Just one firm —Criteo, which controls 15 percent of the browser-based market —is expected to cut its 2018 revenues by a fifth versus projections before ITP was announced, The Guardian said on Tuesday. Since the company brought in $730 million in 2016 alone, the impact of ITP industry-wide could be severe.
“We expect a range of companies are facing similar negative impacts from Apple’s Safari tracking changes,” said Interactive Advertising Bureau’s Tech Lab general manager Dennis Buchheim. “Moreover, we anticipate that Apple will retain ITP and evolve it over time as they see fit.”
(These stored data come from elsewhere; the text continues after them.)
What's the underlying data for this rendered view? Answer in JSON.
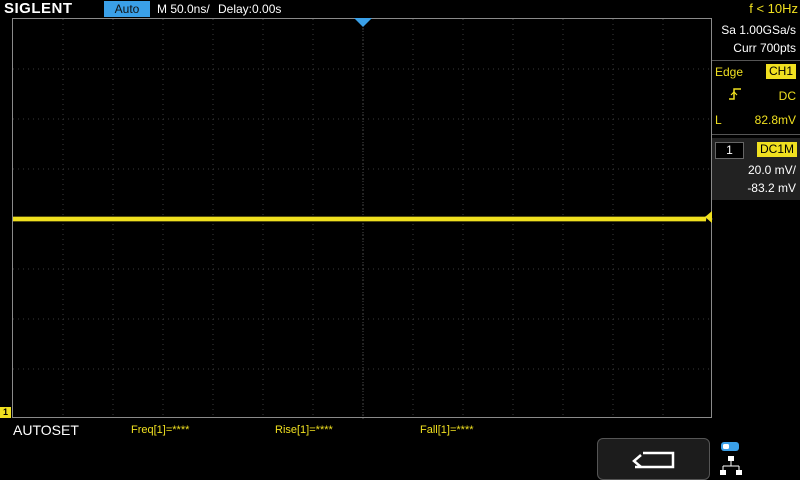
{
  "header": {
    "brand": "SIGLENT",
    "run_status": "Auto",
    "timebase": "M 50.0ns/",
    "delay": "Delay:0.00s",
    "frequency": "f < 10Hz"
  },
  "acquisition": {
    "sample_rate": "Sa 1.00GSa/s",
    "memory": "Curr 700pts"
  },
  "trigger": {
    "type": "Edge",
    "source": "CH1",
    "slope_icon": "rising-edge-icon",
    "coupling": "DC",
    "level_label": "L",
    "level": "82.8mV"
  },
  "channel1": {
    "number": "1",
    "coupling": "DC1M",
    "scale": "20.0 mV/",
    "offset": "-83.2 mV",
    "marker": "1",
    "color": "#f0e020"
  },
  "measurements": {
    "mode": "AUTOSET",
    "freq": "Freq[1]=****",
    "rise": "Rise[1]=****",
    "fall": "Fall[1]=****"
  },
  "softkeys": {
    "return_icon": "return-arrow-icon",
    "network_icon": "network-icon"
  },
  "colors": {
    "accent": "#3aa0e8",
    "trace": "#f0e020",
    "grid": "#8a8a8a"
  }
}
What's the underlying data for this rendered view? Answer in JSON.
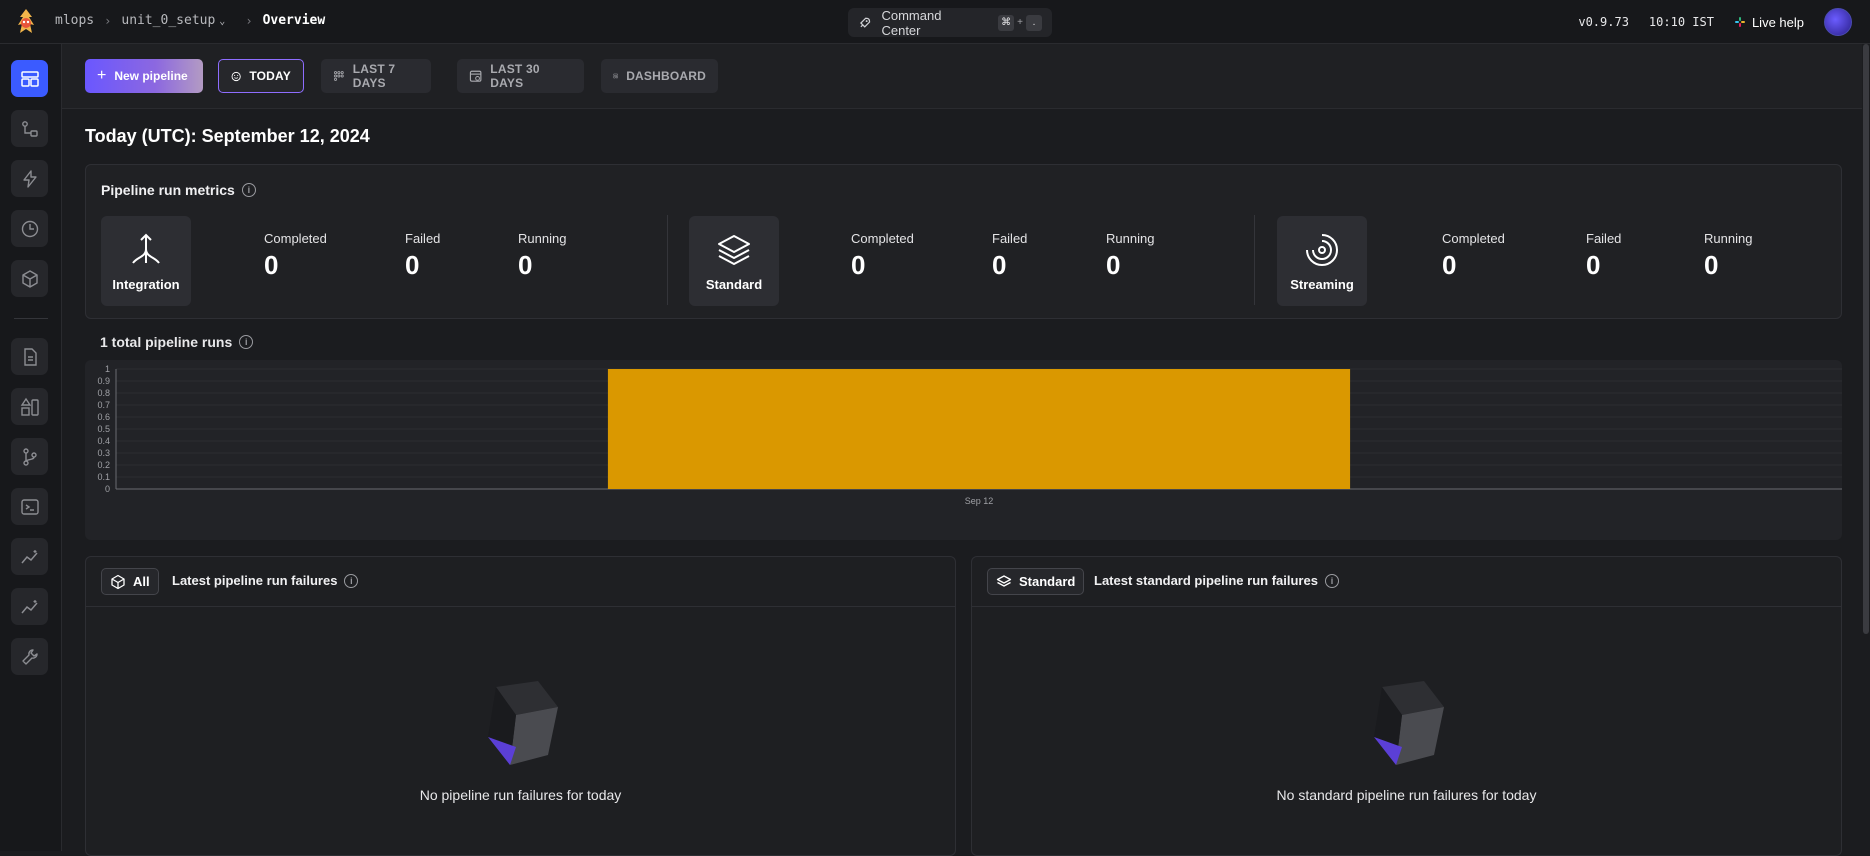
{
  "breadcrumb": {
    "project": "mlops",
    "file": "unit_0_setup",
    "page": "Overview"
  },
  "command_center": {
    "label": "Command Center",
    "key1": "⌘",
    "plus": "+",
    "key2": "."
  },
  "top_right": {
    "version": "v0.9.73",
    "time": "10:10 IST",
    "live_help": "Live help"
  },
  "toolbar": {
    "new_pipeline": "New pipeline",
    "today": "TODAY",
    "last7": "LAST 7 DAYS",
    "last30": "LAST 30 DAYS",
    "dashboard": "DASHBOARD"
  },
  "page_title": "Today (UTC): September 12, 2024",
  "metrics": {
    "title": "Pipeline run metrics",
    "groups": [
      {
        "type": "Integration",
        "completed_label": "Completed",
        "completed": "0",
        "failed_label": "Failed",
        "failed": "0",
        "running_label": "Running",
        "running": "0"
      },
      {
        "type": "Standard",
        "completed_label": "Completed",
        "completed": "0",
        "failed_label": "Failed",
        "failed": "0",
        "running_label": "Running",
        "running": "0"
      },
      {
        "type": "Streaming",
        "completed_label": "Completed",
        "completed": "0",
        "failed_label": "Failed",
        "failed": "0",
        "running_label": "Running",
        "running": "0"
      }
    ]
  },
  "runs_chart": {
    "title": "1 total pipeline runs"
  },
  "chart_data": {
    "type": "bar",
    "categories": [
      "Sep 12"
    ],
    "values": [
      1
    ],
    "title": "",
    "xlabel": "",
    "ylabel": "",
    "ylim": [
      0,
      1
    ],
    "yticks": [
      "0",
      "0.1",
      "0.2",
      "0.3",
      "0.4",
      "0.5",
      "0.6",
      "0.7",
      "0.8",
      "0.9",
      "1"
    ],
    "grid": true,
    "bar_color": "#da9800"
  },
  "failures": {
    "all": {
      "chip": "All",
      "title": "Latest pipeline run failures",
      "empty": "No pipeline run failures for today"
    },
    "standard": {
      "chip": "Standard",
      "title": "Latest standard pipeline run failures",
      "empty": "No standard pipeline run failures for today"
    }
  },
  "colors": {
    "accent": "#3b5bff",
    "bar": "#da9800",
    "selected_border": "#8e6dff"
  }
}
Intelligent Tracking Prevention affects the use of cookies to help build profiles of a user’s web activity. That allows ad companies to show ads related to previous browsing history, even if you’re currently searching for something completely different. (Also known as why those Amazon ads for jewelry follow you around when you’re looking for a RAM upgrade.)
ITP was included in iOS and macOS update which were released in September. Companies like Criteo were briefly able to exploit a loophole, but Apple closed that with December’s iOS 11.2 update, forcing the ad firms to come up with other ways to make their systems work.
Several ad industry member spoke out against ITP back in September, saying ITP is “unilateral and heavy-handed,” and a threat to the “valuable digital advertising ecosystem that funds much of today’s digital content and services.”